Further studies of mice with and without a gut microbiome revealed that during acute liver failure, distinct molecules generated by the microbiome accumulate in the liver, where they activate the MYC protein in the three liver cell subtypes that contribute to liver damage. Without a microbiome, MYC activation was attenuated, leading to reduced liver damage.

 

Kolodziejczyk then worked out the molecular details of MYC activation.
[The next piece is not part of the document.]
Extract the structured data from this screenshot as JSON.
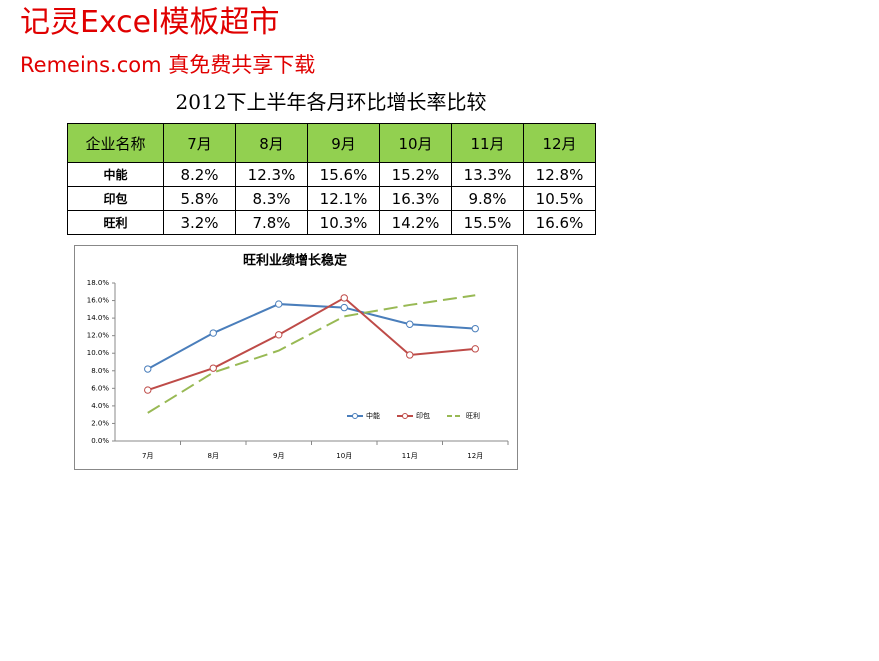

She found that the molecules coming from the microbiome activate the MYC program through surface receptors on the three cell subtypes that she had identified earlier as aggravating the liver failure. She also found that the MYC program was activated in the same manner – that is, through the same receptors on the three cell subtypes – by signals coming from liver cells damaged by paracetamol.

 

When the mice were genetically depleted of functioning receptors, given drugs that blocked MYC or otherwise had the signals between these receptors and MYC interrupted, they no longer developed acute liver failure and their survival was extended.

 

Gene expression analysis of individual cells showed that in the treated mice, the three newly identified cell subtypes were no longer abnormally activated, and this reduced both the immune cell infiltration and the resultant liver damage.

 

Finally, the researchers teamed up with Shlomai to analyze liver samples from patients with acute liver failure and to compare them with samples from healthy liver donors. Those from the patients – but not from healthy donors – were characterized by robust MYC activation that was similar to the one observed in mice.

 

These results raise the possibility that blocking the MYC program by drugs, coupled with microbiome modulation, may prove to be a potential treatment for acute liver failure. “Our findings provide a first step towards achieving a comprehensive understanding of how the microbiome interacts with the host in contributing to acute liver failure,” Elinav concluded. “Such knowledge could lead to a new treatment option for this cureless and devastating disorder.”

 

Asked to comment, Prof. Jonathan Halevy, a veteran liver specialist and the president of Jerusalem’s Shaare Zedek Medical Center, said the Weizmann research was a “beautiful, comprehensive and original study both in the discovery of the subgroups of cells in the liver whose stimulation plays a role in acute liver failure and in the discovery of the signals from the microbiome. It remains to be seen, of course, whether MYC blockade and broad-spectrum antibiotic treatment will improve acute liver failure conditions in humans as well.”